Une des blagues récurrentes les plus attachantes à travers la trilogie du Condor est l'habitude de Zhou Botong de se lier d'amitié avec des animaux. Dans 神雕侠侣, il garde une colonie d'abeilles de jade (玉蜂 yùfēng) et se dispute avec elles. Il se lie également d'amitié avec un serpent venimeux, qu'il porte comme un animal de compagnie. Lorsque des artistes martiaux qui devraient l'effrayer le rencontrent, il est plus préoccupé par le fait de savoir si son abeille est fâchée.

Ce n'est pas juste de la comédie — cela renforce sa connexion avec le monde naturel et sa distance vis-à-vis des politiques humaines. Tous les autres personnages dans l'univers de Jin Yong sont enchevêtrés dans des rivalités sectaires, des intrigues de vengeance et des luttes de pouvoir. Zhou Botong est en dehors de tout cela. Il joue avec des abeilles. Et d'une manière ou d'une autre, cela le rend plus heureux et plus puissant que quiconque pris dans le jeu.

Le Sous-Texte Tragique

Pour toute sa comédie, Zhou Botong porte une tragédie silencieuse. La liaison avec Feng Heng a donné naissance à un fils qu'il n'a jamais pu connaître. Son frère martial Wang Chongyang est mort. Sa secte, la Quanzhen, a dégénéré d'une organisation noble en une moyenne remplie de politiques mesquines. L'enfantillage de Zhou Botong n'est pas seulement une personnalité — c'est un mécanisme de défense. En refusant de s'engager dans le monde sérieux, il évite la douleur qui détruit les autres.

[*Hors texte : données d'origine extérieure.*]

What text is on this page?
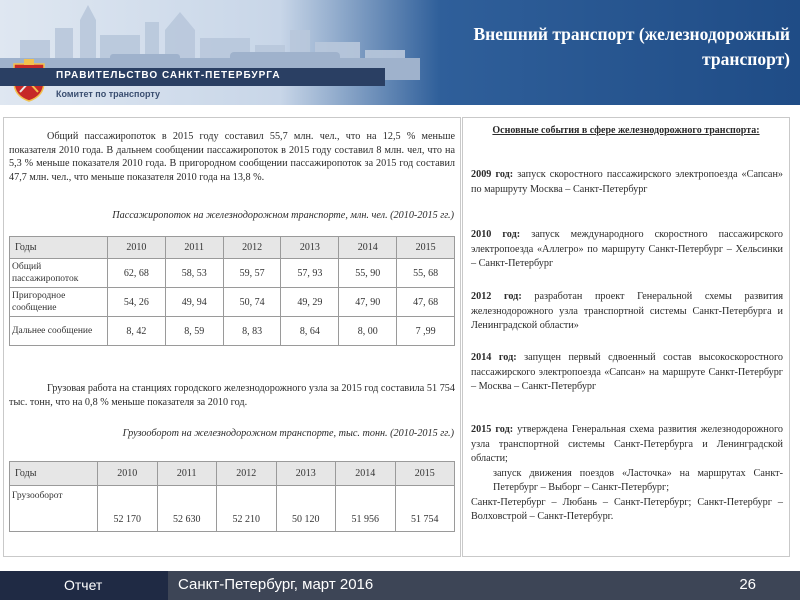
ПРАВИТЕЛЬСТВО САНКТ-ПЕТЕРБУРГА
Комитет по транспорту
Внешний транспорт (железнодорожный транспорт)
Общий пассажиропоток в 2015 году составил 55,7 млн. чел., что на 12,5 % меньше показателя 2010 года. В дальнем сообщении пассажиропоток в 2015 году составил 8 млн. чел, что на 5,3 % меньше показателя 2010 года. В пригородном сообщении пассажиропоток за 2015 год составил 47,7 млн. чел., что меньше показателя 2010 года на 13,8 %.
Пассажиропоток на железнодорожном транспорте, млн. чел. (2010-2015 гг.)
Годы	2010	2011	2012	2013	2014	2015
Общий пассажиропоток	62, 68	58, 53	59, 57	57, 93	55, 90	55, 68
Пригородное сообщение	54, 26	49, 94	50, 74	49, 29	47, 90	47, 68
Дальнее сообщение	8, 42	8, 59	8, 83	8, 64	8, 00	7 ,99
Грузовая работа на станциях городского железнодорожного узла за 2015 год составила 51 754 тыс. тонн, что на 0,8 % меньше показателя за 2010 год.
Грузооборот на железнодорожном транспорте, тыс. тонн. (2010-2015 гг.)
Годы	2010	2011	2012	2013	2014	2015
Грузооборот	52 170	52 630	52 210	50 120	51 956	51 754
Основные события в сфере железнодорожного транспорта:
2009 год: запуск скоростного пассажирского электропоезда «Сапсан» по маршруту Москва – Санкт-Петербург
2010 год: запуск международного скоростного пассажирского электропоезда «Аллегро» по маршруту Санкт-Петербург – Хельсинки – Санкт-Петербург
2012 год: разработан проект Генеральной схемы развития железнодорожного узла транспортной системы Санкт-Петербурга и Ленинградской области»
2014 год: запущен первый сдвоенный состав высокоскоростного пассажирского электропоезда «Сапсан» на маршруте Санкт-Петербург – Москва – Санкт-Петербург
2015 год: утверждена Генеральная схема развития железнодорожного узла транспортной системы Санкт-Петербурга и Ленинградской области;
запуск движения поездов «Ласточка» на маршрутах Санкт-Петербург – Выборг – Санкт-Петербург;
Санкт-Петербург – Любань – Санкт-Петербург; Санкт-Петербург – Волховстрой – Санкт-Петербург.
Отчет	Санкт-Петербург, март 2016	26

Il y a une scène dans 神雕侠侣 où Zhou Botong rencontre un réel danger — non pas pour lui-même, mais pour des gens qui lui tiennent à cœur. Pendant un bref instant, l'Ancien Urchin abandonne son jeu. Ses yeux se durcissent, sa posture change, et vous voyez le guerrier sous le clown. Puis le danger passe, et il retourne à son jeu. Cet aperçu momentané est ce qui fait de Zhou Botong un grand personnage plutôt qu'un simple personnage comique.

Pourquoi l'Ancien Urchin Perdure

Zhou Botong résonne parce qu'il représente quelque chose que tout le monde souhaite secrètement : la liberté du fardeau d'être sérieux. Dans un monde — à la fois le jianghu fictif et le réel — où tout le monde calcule des avantages et gère des réputations, l'Ancien Urchin joue simplement. Et il gagne. Non pas parce que jouer est une stratégie, mais parce que lorsque vous cessez d'essayer de gagner, vous éliminez les limites qui retiennent les autres.

Il est la réponse de Jin Yong à la question "à quoi ressemble la véritable maîtrise ?" Cela ressemble à un vieil homme riant en attrapant des grillons. Et si vous écoutez attentivement, vous pouvez entendre le Dao (道 dào) rire avec lui.

À propos de l'auteur

Expert en Jin Yong \u2014 Critique littéraire dédié aux œuvres de Jin Yong.